A native of Bulgaria , Petko Ivanov lived and studied in Syktyvkar (Komi Republic , Russia ) as a child. He received his B.A. in Slavic Linguistics and Literatures from Sofia University and specialized Polish language, folklore and literature at the Jagiellonian University ( Krakow ) and University of Warsaw ( Poland ). For number of years he worked at the Institute of Folklore of the Bulgarian Academy of Sciences, from which he received his M.A. in Balkan & Slavic Ethnography. In 2001 he defended an M.A. thesis in Anthropology at the University of Chicago with the paper "The Value of Difference: An Essay on the Universalism and the Limits of Alterity." Currently Petko Ivanov is a Ph.D. student at the Slavic Department of the University of Chicago and is working on his dissertation in Slavic language ideologies, with particular stress on the contested Cyrillo-Methodian identities of the Slavic nations. As part of his dissertation project he recently spent a year in Moscow .

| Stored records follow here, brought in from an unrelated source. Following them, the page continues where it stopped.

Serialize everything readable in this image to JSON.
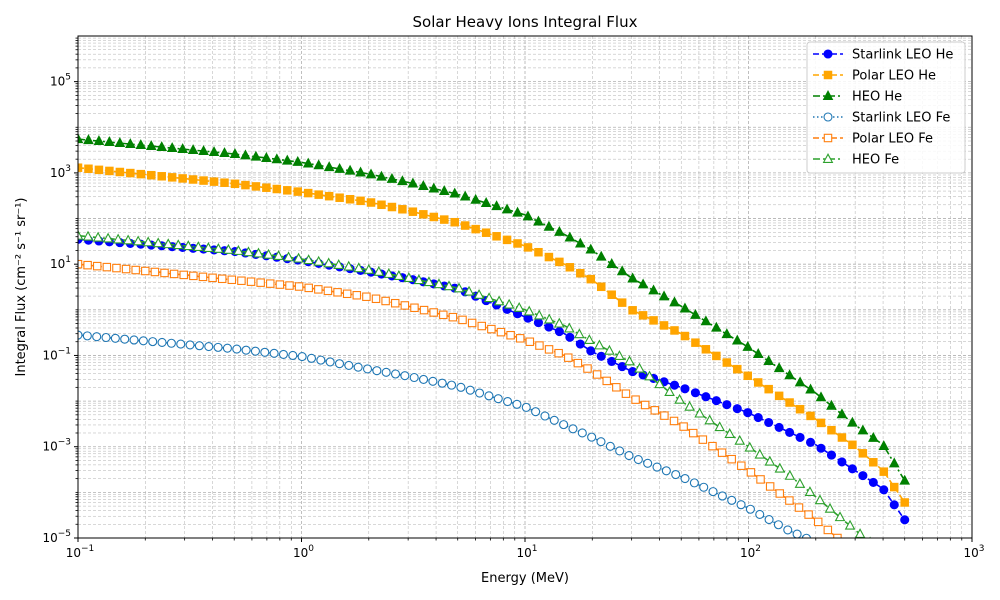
{
  "chart_data": {
    "type": "line",
    "title": "Solar Heavy Ions Integral Flux",
    "xlabel": "Energy (MeV)",
    "ylabel": "Integral Flux (cm⁻² s⁻¹ sr⁻¹)",
    "xscale": "log",
    "yscale": "log",
    "xlim": [
      0.1,
      1000
    ],
    "ylim": [
      1e-05,
      1000000
    ],
    "grid": "both major and minor, dashed",
    "legend_position": "top-right",
    "x_ticks": [
      {
        "value": 0.1,
        "base": "10",
        "exp": "−1"
      },
      {
        "value": 1,
        "base": "10",
        "exp": "0"
      },
      {
        "value": 10,
        "base": "10",
        "exp": "1"
      },
      {
        "value": 100,
        "base": "10",
        "exp": "2"
      },
      {
        "value": 1000,
        "base": "10",
        "exp": "3"
      }
    ],
    "y_ticks": [
      {
        "value": 1e-05,
        "base": "10",
        "exp": "−5"
      },
      {
        "value": 0.001,
        "base": "10",
        "exp": "−3"
      },
      {
        "value": 0.1,
        "base": "10",
        "exp": "−1"
      },
      {
        "value": 10,
        "base": "10",
        "exp": "1"
      },
      {
        "value": 1000,
        "base": "10",
        "exp": "3"
      },
      {
        "value": 100000,
        "base": "10",
        "exp": "5"
      }
    ],
    "series": [
      {
        "name": "Starlink LEO He",
        "color": "#0000ff",
        "marker": "circle",
        "filled": true,
        "line_style": "dashed",
        "points": [
          [
            0.1,
            35
          ],
          [
            0.5,
            19
          ],
          [
            1,
            12
          ],
          [
            2,
            6.8
          ],
          [
            3,
            4.8
          ],
          [
            5,
            2.9
          ],
          [
            10,
            0.7
          ],
          [
            15,
            0.3
          ],
          [
            20,
            0.12
          ],
          [
            30,
            0.045
          ],
          [
            50,
            0.02
          ],
          [
            100,
            0.0055
          ],
          [
            200,
            0.0011
          ],
          [
            300,
            0.0003
          ],
          [
            400,
            0.00012
          ],
          [
            500,
            2.5e-05
          ]
        ]
      },
      {
        "name": "Polar LEO He",
        "color": "#ffa500",
        "marker": "square",
        "filled": true,
        "line_style": "dashed",
        "points": [
          [
            0.1,
            1300
          ],
          [
            0.5,
            580
          ],
          [
            1,
            380
          ],
          [
            2,
            230
          ],
          [
            3,
            150
          ],
          [
            5,
            80
          ],
          [
            10,
            25
          ],
          [
            15,
            10
          ],
          [
            20,
            4.5
          ],
          [
            30,
            1
          ],
          [
            50,
            0.3
          ],
          [
            100,
            0.035
          ],
          [
            200,
            0.004
          ],
          [
            300,
            0.001
          ],
          [
            400,
            0.0003
          ],
          [
            500,
            6e-05
          ]
        ]
      },
      {
        "name": "HEO He",
        "color": "#008000",
        "marker": "triangle",
        "filled": true,
        "line_style": "dashdot",
        "points": [
          [
            0.1,
            5500
          ],
          [
            0.5,
            2600
          ],
          [
            1,
            1700
          ],
          [
            2,
            950
          ],
          [
            3,
            620
          ],
          [
            5,
            340
          ],
          [
            10,
            120
          ],
          [
            15,
            45
          ],
          [
            20,
            20
          ],
          [
            30,
            5
          ],
          [
            50,
            1.2
          ],
          [
            100,
            0.15
          ],
          [
            200,
            0.015
          ],
          [
            300,
            0.003
          ],
          [
            400,
            0.0011
          ],
          [
            500,
            0.00018
          ]
        ]
      },
      {
        "name": "Starlink LEO Fe",
        "color": "#1f77b4",
        "marker": "circle",
        "filled": false,
        "line_style": "dotted",
        "points": [
          [
            0.1,
            0.28
          ],
          [
            0.5,
            0.14
          ],
          [
            1,
            0.095
          ],
          [
            2,
            0.05
          ],
          [
            3,
            0.035
          ],
          [
            5,
            0.021
          ],
          [
            10,
            0.0075
          ],
          [
            15,
            0.003
          ],
          [
            20,
            0.0016
          ],
          [
            30,
            0.0006
          ],
          [
            50,
            0.00022
          ],
          [
            100,
            4.5e-05
          ],
          [
            150,
            1.5e-05
          ],
          [
            200,
            8e-06
          ]
        ]
      },
      {
        "name": "Polar LEO Fe",
        "color": "#ff7f0e",
        "marker": "square",
        "filled": false,
        "line_style": "dashed",
        "points": [
          [
            0.1,
            10
          ],
          [
            0.5,
            4.5
          ],
          [
            1,
            3.2
          ],
          [
            2,
            1.9
          ],
          [
            3,
            1.2
          ],
          [
            5,
            0.65
          ],
          [
            10,
            0.22
          ],
          [
            15,
            0.1
          ],
          [
            20,
            0.045
          ],
          [
            30,
            0.012
          ],
          [
            50,
            0.003
          ],
          [
            100,
            0.0003
          ],
          [
            150,
            7e-05
          ],
          [
            200,
            2.5e-05
          ],
          [
            250,
            1e-05
          ]
        ]
      },
      {
        "name": "HEO Fe",
        "color": "#2ca02c",
        "marker": "triangle",
        "filled": false,
        "line_style": "dashdot",
        "points": [
          [
            0.1,
            42
          ],
          [
            0.5,
            20
          ],
          [
            1,
            13
          ],
          [
            2,
            7.5
          ],
          [
            3,
            5
          ],
          [
            5,
            3
          ],
          [
            10,
            1
          ],
          [
            15,
            0.45
          ],
          [
            20,
            0.2
          ],
          [
            30,
            0.07
          ],
          [
            50,
            0.01
          ],
          [
            100,
            0.001
          ],
          [
            150,
            0.00025
          ],
          [
            200,
            8e-05
          ],
          [
            300,
            1.5e-05
          ],
          [
            350,
            8e-06
          ]
        ]
      }
    ]
  }
}
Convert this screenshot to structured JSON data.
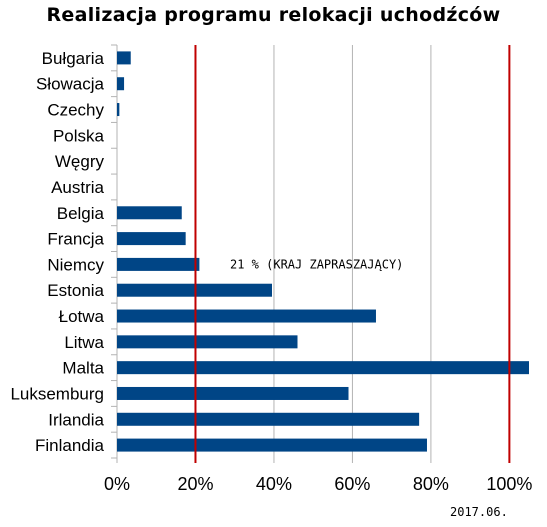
{
  "chart_data": {
    "type": "bar",
    "orientation": "horizontal",
    "title": "Realizacja programu relokacji uchodźców",
    "categories": [
      "Bułgaria",
      "Słowacja",
      "Czechy",
      "Polska",
      "Węgry",
      "Austria",
      "Belgia",
      "Francja",
      "Niemcy",
      "Estonia",
      "Łotwa",
      "Litwa",
      "Malta",
      "Luksemburg",
      "Irlandia",
      "Finlandia"
    ],
    "values": [
      3.5,
      1.8,
      0.6,
      0,
      0,
      0,
      16.5,
      17.5,
      21,
      39.5,
      66,
      46,
      105,
      59,
      77,
      79
    ],
    "xlim": [
      0,
      105
    ],
    "xticks": [
      0,
      20,
      40,
      60,
      80,
      100
    ],
    "xtick_labels": [
      "0%",
      "20%",
      "40%",
      "60%",
      "80%",
      "100%"
    ],
    "grid": true,
    "bar_color": "#004586",
    "reference_lines": [
      {
        "value": 20,
        "color": "#c00000"
      },
      {
        "value": 100,
        "color": "#c00000"
      }
    ],
    "annotation": "21 % (KRAJ ZAPRASZAJĄCY)",
    "footer_date": "2017.06."
  }
}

Petko Ivanov is the co-author of a book on folk Christianity and has published a number of scholarly articles in several languages dealing with ethnography of religion, language engineering and codification, as well as the literary cannons of the Slavs. He has taught many courses in Russian language and culture at the University of Chicago and Beloit College. In his spare time he enjoys talking, watching movies, playing chess and collecting Russian kitch.